La via assordante strepitava intorno a me.
Una donna alta, sottile, a lutto, in un dolore
maestoso, passò sollevando e agitando
con mano fastosa il pizzo e l’orlo della gonna,

agile e nobile con la sua gamba di statua.
E io, proteso come un folle, bevevo
nel suo occhio, cielo livido che cova l’uragano,
la dolcezza che affascina e il piacere che uccide.

Un lampo… poi la notte! – Bellezza fuggitiva
dallo
sguardo che mi ha fatto rinascere all’istante,
ti rivedrò solo nell’eternità?

Altrove, assai lontano da qui! Troppo tardi! Forse mai!
Perché io ignoro dove fuggi, né tu sai dove vado,
tu che avrei amata, tu che lo sapevi!

(C.Baudelaire, A une passante – da “Les fleurs du mal”)

Alle soglie dell’abbandono dello “stile aureo” il tema di Giuditta è riproposto in una nuova veste (Giuditta II, 1909): il pesante collare d’oro del 1901 -simbolo della decapitazione (o castrazione?) che motiva il suo piacere- è sparito; ora a colpirci sono un collo allungato e teso, mani febbrili e nervose ed un elaboratissimo puzzle di stoffe, ricami e colori in cui la testa di Oloferne sembra sprofondare.

Il contatto con lo spettatore è dunque mutato: la donna è consumata dall’isteria e dall’angoscia, e i suoi occhi sono lontani, irraggiungibili.

La donna di Gustav Klimt

La speranza in un ritorno di quell’antico regime delle madri, collettivista e in perfetta sintonia con la Natura, rappresenta una costante nella donna di Klimt, simbolo di assoluta superiorità: essa è infatti ammantata di oro, elemento con cui il pittore “vuole trasfigurare la realtà e fissare l’immagine in un’eterna sublime trascendenza, congelandola nella distanza e nella perfezione del metallo”.

Tuttavia questa speranza si colora di minaccia: in questa immobile età dell’oro l’uomo è raro e mai protagonista. In Adamo ed Eva (1917-1918, incompiuto), in cui la donna sfoggia forme abbondanti distaccandosi dai tipici corpi filiformi e allungati, il personaggio maschile è chiaramente in secondo piano, spento ed in ombra, quasi appartenga ad un altro quadro.

L’intero spazio è “devastato” dalla luminosità e grandezza dell’essere femminile, vivo e solo nell’universo.

La ginolatria klimtiana ha tante altre espressioni.

Il dipinto La speranza I (1903) segnala il doppio volto della maternità e allo stesso tempo la duplicità della psiche, dove l’affetto amorevole e delicato possiede anche un lato distruttivo.

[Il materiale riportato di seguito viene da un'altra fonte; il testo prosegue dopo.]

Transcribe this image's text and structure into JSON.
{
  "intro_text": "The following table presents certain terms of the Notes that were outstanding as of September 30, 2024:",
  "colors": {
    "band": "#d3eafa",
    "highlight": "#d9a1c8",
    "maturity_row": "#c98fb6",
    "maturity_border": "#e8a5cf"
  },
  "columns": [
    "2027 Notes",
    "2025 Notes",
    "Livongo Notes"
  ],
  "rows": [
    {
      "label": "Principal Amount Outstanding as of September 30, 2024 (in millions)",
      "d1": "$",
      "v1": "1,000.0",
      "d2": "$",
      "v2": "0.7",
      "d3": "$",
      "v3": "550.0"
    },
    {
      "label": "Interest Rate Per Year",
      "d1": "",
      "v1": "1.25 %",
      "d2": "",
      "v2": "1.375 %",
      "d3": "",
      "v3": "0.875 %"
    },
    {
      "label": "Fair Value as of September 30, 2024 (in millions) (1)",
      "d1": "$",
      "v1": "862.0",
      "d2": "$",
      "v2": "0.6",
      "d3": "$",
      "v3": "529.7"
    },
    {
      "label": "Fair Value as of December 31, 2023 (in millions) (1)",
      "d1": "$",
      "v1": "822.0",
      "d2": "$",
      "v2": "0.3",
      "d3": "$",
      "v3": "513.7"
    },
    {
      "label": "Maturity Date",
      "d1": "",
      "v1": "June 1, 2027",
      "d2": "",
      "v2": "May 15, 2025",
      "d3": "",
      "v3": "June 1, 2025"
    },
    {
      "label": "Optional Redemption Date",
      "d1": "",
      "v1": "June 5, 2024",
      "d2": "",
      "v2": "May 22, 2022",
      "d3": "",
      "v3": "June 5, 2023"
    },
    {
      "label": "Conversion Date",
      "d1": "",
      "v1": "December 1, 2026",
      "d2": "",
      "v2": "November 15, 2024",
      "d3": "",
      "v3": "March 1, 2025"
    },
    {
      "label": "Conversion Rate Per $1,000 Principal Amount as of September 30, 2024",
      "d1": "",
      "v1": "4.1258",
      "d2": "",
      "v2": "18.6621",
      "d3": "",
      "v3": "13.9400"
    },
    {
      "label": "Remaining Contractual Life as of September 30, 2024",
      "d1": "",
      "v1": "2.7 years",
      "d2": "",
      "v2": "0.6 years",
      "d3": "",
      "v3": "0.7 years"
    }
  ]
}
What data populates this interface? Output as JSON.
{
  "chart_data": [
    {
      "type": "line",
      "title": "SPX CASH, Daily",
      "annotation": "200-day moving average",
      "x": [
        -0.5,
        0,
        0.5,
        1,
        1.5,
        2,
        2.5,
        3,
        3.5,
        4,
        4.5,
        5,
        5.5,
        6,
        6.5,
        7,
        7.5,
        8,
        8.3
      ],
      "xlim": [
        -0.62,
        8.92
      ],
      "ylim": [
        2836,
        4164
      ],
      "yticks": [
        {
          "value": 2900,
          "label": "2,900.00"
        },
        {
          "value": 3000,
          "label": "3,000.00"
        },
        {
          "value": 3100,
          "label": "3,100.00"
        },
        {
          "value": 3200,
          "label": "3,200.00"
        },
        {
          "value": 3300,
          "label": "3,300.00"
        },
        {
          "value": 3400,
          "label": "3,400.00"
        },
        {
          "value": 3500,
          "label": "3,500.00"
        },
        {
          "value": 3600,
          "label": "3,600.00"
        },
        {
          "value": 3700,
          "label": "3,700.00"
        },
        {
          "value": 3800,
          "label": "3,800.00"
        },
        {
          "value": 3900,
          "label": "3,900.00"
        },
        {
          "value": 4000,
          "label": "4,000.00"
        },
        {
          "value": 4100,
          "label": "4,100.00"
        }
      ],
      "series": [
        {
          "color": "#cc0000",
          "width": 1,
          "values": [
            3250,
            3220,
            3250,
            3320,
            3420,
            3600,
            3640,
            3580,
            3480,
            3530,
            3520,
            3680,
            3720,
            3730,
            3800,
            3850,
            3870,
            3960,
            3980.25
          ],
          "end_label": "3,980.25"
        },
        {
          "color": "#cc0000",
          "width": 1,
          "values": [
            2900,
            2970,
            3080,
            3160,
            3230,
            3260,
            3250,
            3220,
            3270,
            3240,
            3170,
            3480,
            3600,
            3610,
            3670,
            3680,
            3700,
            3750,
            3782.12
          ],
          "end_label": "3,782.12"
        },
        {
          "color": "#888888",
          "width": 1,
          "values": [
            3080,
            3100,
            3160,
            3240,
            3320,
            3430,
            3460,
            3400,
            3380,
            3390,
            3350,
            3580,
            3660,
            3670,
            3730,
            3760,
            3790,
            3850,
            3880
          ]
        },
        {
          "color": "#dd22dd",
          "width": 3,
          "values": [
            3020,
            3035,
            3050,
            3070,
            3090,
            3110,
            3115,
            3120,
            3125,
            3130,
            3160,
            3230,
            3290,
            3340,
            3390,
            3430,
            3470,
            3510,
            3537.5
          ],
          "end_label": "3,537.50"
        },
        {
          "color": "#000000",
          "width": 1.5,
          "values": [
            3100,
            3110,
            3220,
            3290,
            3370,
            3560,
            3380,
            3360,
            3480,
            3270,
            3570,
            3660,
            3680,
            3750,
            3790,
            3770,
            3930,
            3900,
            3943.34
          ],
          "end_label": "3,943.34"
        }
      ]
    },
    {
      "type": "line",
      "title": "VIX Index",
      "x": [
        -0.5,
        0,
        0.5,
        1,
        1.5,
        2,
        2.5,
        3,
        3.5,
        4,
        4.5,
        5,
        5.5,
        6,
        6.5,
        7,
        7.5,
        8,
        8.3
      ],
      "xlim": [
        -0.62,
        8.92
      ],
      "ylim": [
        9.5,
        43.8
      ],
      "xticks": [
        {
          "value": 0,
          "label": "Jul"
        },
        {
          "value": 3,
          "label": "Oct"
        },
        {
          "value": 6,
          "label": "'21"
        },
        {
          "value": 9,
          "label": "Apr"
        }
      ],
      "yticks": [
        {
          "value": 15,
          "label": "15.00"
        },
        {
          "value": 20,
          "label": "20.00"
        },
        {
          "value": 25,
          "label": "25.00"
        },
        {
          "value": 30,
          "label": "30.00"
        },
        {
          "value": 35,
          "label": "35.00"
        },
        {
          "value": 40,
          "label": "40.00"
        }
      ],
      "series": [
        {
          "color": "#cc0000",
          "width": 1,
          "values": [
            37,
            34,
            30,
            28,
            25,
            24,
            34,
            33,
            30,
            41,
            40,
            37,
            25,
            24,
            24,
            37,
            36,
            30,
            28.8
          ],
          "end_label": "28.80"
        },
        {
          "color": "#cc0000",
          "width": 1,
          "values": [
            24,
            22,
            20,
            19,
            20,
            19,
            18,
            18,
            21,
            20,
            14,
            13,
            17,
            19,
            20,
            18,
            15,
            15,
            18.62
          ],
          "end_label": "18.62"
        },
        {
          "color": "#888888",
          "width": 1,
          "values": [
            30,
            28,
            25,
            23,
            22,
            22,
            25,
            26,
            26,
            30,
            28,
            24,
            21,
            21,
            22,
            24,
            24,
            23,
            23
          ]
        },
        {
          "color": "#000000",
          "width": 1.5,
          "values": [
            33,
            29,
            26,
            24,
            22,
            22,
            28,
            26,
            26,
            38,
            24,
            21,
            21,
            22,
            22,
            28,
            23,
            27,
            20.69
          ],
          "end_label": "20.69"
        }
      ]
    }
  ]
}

Ed è così che la donna è accostata ad una creatura mostruosa, un drago che, nella psicologia di Jung, simboleggia la madre che divora i suoi figli.

Madre con figli

D’altro canto, la valenza positiva della maternità è evidenziata in un dipinto spoglio, Madre con figli (1909-1910), in cui i bambini sembrano emergere dalle profondità uterine di questo mantello scuro, quasi a rappresentare un grembo di terra. I “segni” ossessivi della maternità si ripropongono anche in due colori, quasi sempre presenti, sia nelle decorazioni sia nei chiaroscuri sui volti pallidi.

Si tratta del rosso e dell’azzurro: il primo rimanda al sangue, mentre il secondo all’acqua, entrambe collegati alla nascita.

Proprio in questo elemento naturale sembrano abbandonarsi altre donne klimtiane, ora fluttuanti, ora avvolte in abbracci metafisici. Le maliose creature si lasciano trasportare dalla Natura, suggerendo ancora una volta la seduzione e l’inaccessibilità di un erotismo solitario e supremo. Ancora una volta l’uomo è “l’escluso”, l’elemento che disturba: un dettaglio angoloso e dissonante nell’armonia curvilinea dei movimenti femminili.